My boyfriend and I definitely need to talk about the holidays this year. We’ve already decided to do a low-key Thanksgiving at our place this year. I’ve invited my sister, who is still figuring out what she’ll do, and it’s likely he’ll invite his single friend whose family is on the west coast. I’d be okay with the four of us indoors, though we’re looking for ways to make our outdoor space an okay hangout for colder weather at the moment. I’m more worried about Christmas. My family is not nearby so there won’t be any pressure to travel unless I want to (and I really don’t), but I can see pressure coming from his family. I’d probably be okay with a nuclear family only celebration with his family, rather than the huge family get together I’ve gone to with him the past two years, but knowing his mom and stepdad are doing whatever makes me wary even of something small. So, we’ll see.
Yeah! We’re in one of the top floor units of our building and have the rooftop to ourselves. The previous owner left a grill, high top table and stools, and a hammock, and we already had zero gravity chairs, so we’ve already been able to have a few people over outside. We figured buying patio furniture was a problem for 2021 — but his mom and stepdad had some old love seats, ottomans, chairs, and tables. I was out of town when they dropped by and had no idea they were bringing anything so I was pleasantly surprised when I got home. BG put a TV out there and watches sports on the roof, haha. Now that we have comfortable furniture, we might splurge on some heaters or something this year after all so that we can take advantage of our outdoor space a little longer.
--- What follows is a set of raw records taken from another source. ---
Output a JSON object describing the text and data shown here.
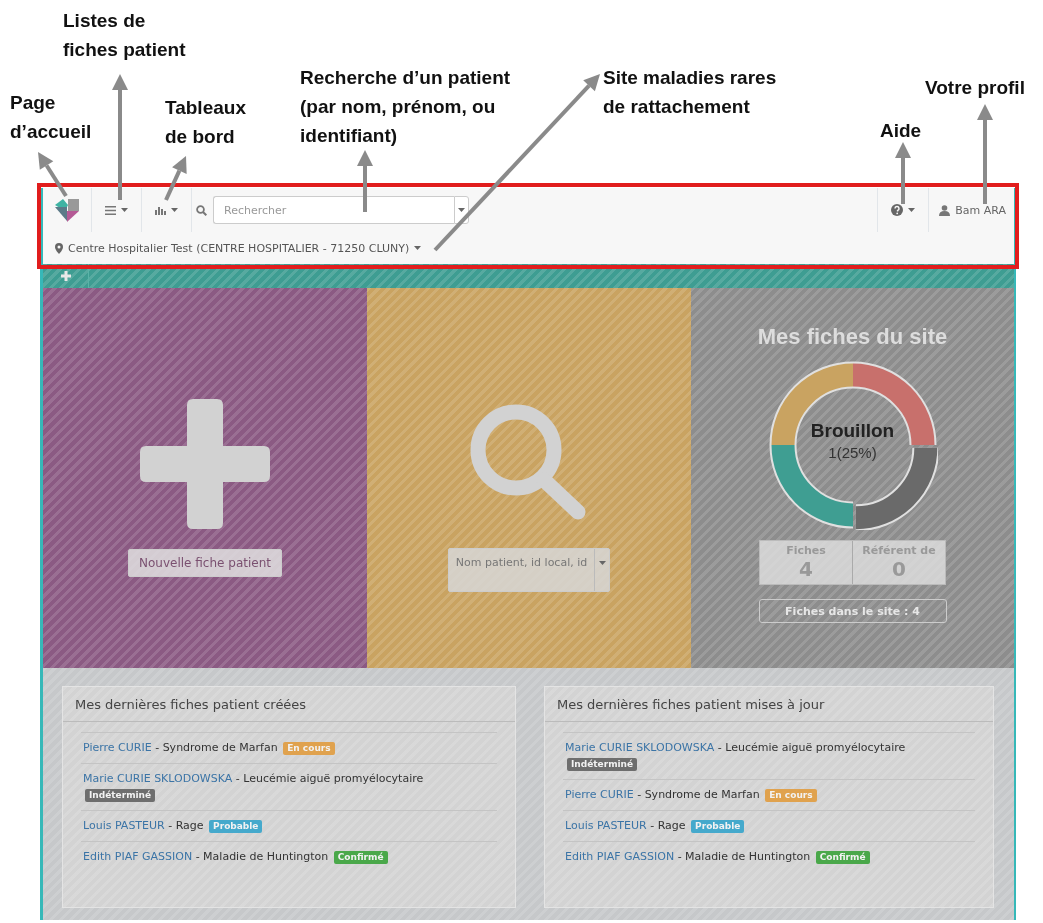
{
  "annotations": [
    {
      "label": "Listes de\nfiches patient"
    },
    {
      "label": "Page\nd’accueil"
    },
    {
      "label": "Tableaux\nde bord"
    },
    {
      "label": "Recherche d’un patient\n(par nom, prénom, ou\nidentifiant)"
    },
    {
      "label": "Site maladies rares\nde rattachement"
    },
    {
      "label": "Votre profil"
    },
    {
      "label": "Aide"
    }
  ],
  "navbar": {
    "search": {
      "placeholder": "Rechercher"
    },
    "user": "Bam ARA",
    "site": "Centre Hospitalier Test (CENTRE HOSPITALIER - 71250 CLUNY)"
  },
  "tiles": {
    "new_patient": {
      "button": "Nouvelle fiche patient"
    },
    "search": {
      "placeholder": "Nom patient, id local, id"
    },
    "site": {
      "title": "Mes fiches du site",
      "donut_label": "Brouillon",
      "donut_value": "1(25%)",
      "stats": [
        {
          "label": "Fiches",
          "value": "4"
        },
        {
          "label": "Référent de",
          "value": "0"
        }
      ],
      "button": "Fiches dans le site : 4"
    }
  },
  "panels": [
    {
      "title": "Mes dernières fiches patient créées",
      "items": [
        {
          "name": "Pierre CURIE",
          "diagnosis": "- Syndrome de Marfan",
          "status": "En cours",
          "color": "#e0a24e"
        },
        {
          "name": "Marie CURIE SKLODOWSKA",
          "diagnosis": "- Leucémie aiguë promyélocytaire",
          "status": "Indéterminé",
          "color": "#6e6e6e"
        },
        {
          "name": "Louis PASTEUR",
          "diagnosis": "- Rage",
          "status": "Probable",
          "color": "#45a9cc"
        },
        {
          "name": "Edith PIAF GASSION",
          "diagnosis": "- Maladie de Huntington",
          "status": "Confirmé",
          "color": "#4aa84a"
        }
      ]
    },
    {
      "title": "Mes dernières fiches patient mises à jour",
      "items": [
        {
          "name": "Marie CURIE SKLODOWSKA",
          "diagnosis": "- Leucémie aiguë promyélocytaire",
          "status": "Indéterminé",
          "color": "#6e6e6e"
        },
        {
          "name": "Pierre CURIE",
          "diagnosis": "- Syndrome de Marfan",
          "status": "En cours",
          "color": "#e0a24e"
        },
        {
          "name": "Louis PASTEUR",
          "diagnosis": "- Rage",
          "status": "Probable",
          "color": "#45a9cc"
        },
        {
          "name": "Edith PIAF GASSION",
          "diagnosis": "- Maladie de Huntington",
          "status": "Confirmé",
          "color": "#4aa84a"
        }
      ]
    }
  ]
}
So I can understand SIL feeling like she should’ve been told that you guys are expecting in a different way, but bursting into tears and storming out of the room sounds so dramatic. Good grief. Although, really, I would’ve expected her to have that reaction because you’re “overshadowing” her fairytale Disney wedding rather than feeling left out of the news. But, yeah, if she says she’s happy, you can just take it at face value for now and assume she means it unless/until she pulls some kind of drama queen stunt.
Patty melts, tots, and a cake sounds like a great anniversary dinner to me!
Unpacking is going well! Everything is out of boxes but we still need to find permanent places for some of our items and need to get art on the walls. It’s taking longer than I thought! His mom and stepdad actually brought by some of their old patio furniture for our rooftop on Friday, which was super generous of them, and they were all able to have a drink together up there.